Cambridge Monographs in African Archaeology 73
The region traditionally known as the Méma is a plain of deep alluvial deposits that lies west of the current seasonally ﬂooded Inland Delta of the Niger River and southwest of the Lakes Region. The Méma is also sometimes referred to in the literature as the ‘Dead Delta’, a name that evokes the presence of a dense network of dry watercourses. This indicates that the Méma once formed a ﬂoodplain of pseudo-deltaic hydrology similar to that of the current active ﬂoodplain to the southeast. Today, the Méma lies within the sahelian zone and is very dry. The spotty distribution of modern permanent settlement in the Méma contrasts sharply with the situation during the last millennium. The ﬁeldwork presented in this volume has identiﬁed numerous Iron Age (IA) habitation mounds. This thriving human settlement, clearly associated with a period of climatic amelioration, extends back in time to the Late Stone Age (LSA).

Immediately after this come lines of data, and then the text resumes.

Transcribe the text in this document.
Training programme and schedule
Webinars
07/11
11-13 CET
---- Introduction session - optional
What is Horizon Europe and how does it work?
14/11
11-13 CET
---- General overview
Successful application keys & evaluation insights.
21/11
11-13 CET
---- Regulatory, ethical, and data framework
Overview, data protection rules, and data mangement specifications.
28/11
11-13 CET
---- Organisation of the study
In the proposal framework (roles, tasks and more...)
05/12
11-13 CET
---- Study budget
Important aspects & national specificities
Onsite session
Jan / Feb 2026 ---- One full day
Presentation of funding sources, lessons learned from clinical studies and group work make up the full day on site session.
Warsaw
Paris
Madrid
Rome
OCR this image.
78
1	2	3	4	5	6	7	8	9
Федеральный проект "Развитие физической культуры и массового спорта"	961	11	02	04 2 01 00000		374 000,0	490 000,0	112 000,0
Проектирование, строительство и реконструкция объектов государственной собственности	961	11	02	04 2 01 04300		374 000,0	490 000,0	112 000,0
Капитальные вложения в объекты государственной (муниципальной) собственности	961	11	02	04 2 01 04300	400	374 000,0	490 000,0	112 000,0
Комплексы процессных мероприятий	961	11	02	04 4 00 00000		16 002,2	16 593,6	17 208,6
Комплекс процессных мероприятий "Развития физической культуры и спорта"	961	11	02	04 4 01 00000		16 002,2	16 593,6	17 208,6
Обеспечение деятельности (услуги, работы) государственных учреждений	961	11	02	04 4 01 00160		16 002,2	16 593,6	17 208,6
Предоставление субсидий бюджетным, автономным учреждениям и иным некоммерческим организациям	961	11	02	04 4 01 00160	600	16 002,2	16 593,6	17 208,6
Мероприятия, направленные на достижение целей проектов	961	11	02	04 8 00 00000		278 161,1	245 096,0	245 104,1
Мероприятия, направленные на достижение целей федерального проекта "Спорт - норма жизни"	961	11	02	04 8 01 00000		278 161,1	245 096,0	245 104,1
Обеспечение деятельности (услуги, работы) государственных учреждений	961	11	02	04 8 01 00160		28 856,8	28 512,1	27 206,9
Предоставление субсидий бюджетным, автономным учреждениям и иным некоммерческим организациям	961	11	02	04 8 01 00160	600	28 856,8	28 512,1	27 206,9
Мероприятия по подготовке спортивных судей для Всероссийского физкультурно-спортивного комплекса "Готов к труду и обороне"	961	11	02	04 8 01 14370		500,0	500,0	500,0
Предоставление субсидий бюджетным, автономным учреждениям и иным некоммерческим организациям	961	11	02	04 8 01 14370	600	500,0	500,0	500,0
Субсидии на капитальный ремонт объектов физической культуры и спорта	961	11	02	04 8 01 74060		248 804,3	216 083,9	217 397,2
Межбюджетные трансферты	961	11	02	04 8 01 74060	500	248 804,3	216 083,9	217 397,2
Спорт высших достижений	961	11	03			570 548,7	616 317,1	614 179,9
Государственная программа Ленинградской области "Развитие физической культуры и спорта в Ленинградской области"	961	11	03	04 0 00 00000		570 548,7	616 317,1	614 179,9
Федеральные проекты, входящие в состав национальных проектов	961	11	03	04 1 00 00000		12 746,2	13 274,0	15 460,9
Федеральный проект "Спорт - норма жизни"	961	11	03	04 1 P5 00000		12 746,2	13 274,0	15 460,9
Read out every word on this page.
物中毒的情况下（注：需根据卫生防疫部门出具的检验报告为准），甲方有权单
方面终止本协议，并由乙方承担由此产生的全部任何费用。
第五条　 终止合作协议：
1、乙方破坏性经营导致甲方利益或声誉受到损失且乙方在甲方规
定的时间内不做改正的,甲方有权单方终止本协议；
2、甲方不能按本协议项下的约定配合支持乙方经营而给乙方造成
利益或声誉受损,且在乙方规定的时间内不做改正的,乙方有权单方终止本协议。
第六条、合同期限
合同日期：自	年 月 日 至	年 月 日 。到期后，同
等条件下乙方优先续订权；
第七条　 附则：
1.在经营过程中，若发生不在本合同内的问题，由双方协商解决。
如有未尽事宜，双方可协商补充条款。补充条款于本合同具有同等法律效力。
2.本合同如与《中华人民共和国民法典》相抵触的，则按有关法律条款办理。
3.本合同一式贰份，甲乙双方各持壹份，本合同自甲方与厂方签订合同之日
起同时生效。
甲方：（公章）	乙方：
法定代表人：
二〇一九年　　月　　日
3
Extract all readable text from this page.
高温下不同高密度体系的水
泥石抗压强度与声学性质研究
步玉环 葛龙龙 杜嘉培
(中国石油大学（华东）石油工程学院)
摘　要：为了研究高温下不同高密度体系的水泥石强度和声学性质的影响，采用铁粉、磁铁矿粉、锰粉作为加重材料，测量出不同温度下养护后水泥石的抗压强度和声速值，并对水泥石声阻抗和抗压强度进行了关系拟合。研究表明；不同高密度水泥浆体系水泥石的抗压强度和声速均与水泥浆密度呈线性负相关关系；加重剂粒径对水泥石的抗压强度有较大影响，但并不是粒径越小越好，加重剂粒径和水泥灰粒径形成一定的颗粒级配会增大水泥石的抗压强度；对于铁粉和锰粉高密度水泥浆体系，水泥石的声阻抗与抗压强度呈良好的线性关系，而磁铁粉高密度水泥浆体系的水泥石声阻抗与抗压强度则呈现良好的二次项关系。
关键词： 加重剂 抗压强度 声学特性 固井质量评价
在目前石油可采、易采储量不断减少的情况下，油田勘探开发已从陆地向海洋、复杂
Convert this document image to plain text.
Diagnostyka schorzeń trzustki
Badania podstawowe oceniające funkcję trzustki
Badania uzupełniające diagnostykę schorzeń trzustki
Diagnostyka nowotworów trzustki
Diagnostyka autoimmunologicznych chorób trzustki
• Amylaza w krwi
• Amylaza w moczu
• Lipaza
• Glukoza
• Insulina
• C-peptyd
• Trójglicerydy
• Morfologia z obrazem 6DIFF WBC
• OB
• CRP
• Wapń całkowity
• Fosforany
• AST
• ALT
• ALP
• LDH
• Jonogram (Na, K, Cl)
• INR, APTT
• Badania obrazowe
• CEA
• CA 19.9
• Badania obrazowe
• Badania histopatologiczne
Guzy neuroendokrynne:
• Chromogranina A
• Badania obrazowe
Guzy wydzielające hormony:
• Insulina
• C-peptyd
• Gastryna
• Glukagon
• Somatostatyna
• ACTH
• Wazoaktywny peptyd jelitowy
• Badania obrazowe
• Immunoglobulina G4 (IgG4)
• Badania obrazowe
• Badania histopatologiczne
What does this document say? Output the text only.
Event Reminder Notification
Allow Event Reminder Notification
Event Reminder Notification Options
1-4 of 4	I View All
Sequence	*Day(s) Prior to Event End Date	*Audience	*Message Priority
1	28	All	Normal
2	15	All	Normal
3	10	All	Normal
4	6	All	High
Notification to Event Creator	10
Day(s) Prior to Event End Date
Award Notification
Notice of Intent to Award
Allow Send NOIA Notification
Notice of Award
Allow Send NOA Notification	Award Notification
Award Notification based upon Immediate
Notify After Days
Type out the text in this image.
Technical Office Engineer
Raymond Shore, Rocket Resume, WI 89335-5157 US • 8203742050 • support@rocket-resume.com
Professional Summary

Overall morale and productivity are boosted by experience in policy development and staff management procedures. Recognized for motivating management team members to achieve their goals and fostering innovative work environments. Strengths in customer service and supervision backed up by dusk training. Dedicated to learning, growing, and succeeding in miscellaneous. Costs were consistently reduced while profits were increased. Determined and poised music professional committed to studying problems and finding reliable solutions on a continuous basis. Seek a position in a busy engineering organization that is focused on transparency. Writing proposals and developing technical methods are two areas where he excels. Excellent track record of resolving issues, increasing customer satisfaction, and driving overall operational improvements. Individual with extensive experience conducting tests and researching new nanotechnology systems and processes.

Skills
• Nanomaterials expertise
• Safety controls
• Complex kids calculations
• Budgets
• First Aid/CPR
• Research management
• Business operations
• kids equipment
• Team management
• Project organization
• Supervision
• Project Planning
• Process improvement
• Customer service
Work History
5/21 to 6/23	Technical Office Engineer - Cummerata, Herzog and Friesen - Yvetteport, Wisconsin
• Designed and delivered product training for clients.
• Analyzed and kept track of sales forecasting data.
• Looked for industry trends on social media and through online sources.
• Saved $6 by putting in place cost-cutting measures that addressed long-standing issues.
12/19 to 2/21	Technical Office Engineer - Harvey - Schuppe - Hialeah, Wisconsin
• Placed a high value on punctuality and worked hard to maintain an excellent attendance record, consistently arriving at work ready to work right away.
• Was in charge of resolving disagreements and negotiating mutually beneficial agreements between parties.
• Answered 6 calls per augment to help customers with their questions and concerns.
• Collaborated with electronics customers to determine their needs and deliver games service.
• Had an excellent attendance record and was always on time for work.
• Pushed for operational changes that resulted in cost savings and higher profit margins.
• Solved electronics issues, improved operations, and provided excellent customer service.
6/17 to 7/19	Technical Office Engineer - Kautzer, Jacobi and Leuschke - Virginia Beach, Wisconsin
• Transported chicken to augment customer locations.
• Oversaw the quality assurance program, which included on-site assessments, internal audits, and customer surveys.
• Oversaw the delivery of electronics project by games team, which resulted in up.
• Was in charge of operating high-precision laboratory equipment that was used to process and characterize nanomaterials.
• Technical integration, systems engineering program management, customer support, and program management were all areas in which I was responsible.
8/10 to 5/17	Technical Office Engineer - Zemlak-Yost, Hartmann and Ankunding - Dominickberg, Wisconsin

Due to the dearth of information on both the history and archaeology of Méma, the Méma archaeological research program was designed as an exploratory inquiry. The primary objective of the archaeological research program executed from December 1989 to June 1990 was to collect basic data that will permit a preliminary analysis of settlement pattern and radiocarbon and ceramic chronology as well as a careful description of the material culture of the Méma during the Iron Age (IA). Research comprised two components: a) a regional site survey and b) the excavations at the IA site complex of Akumbu. These two components had the broad common goal of collecting basic information from which future research questions and research strategies could be derived.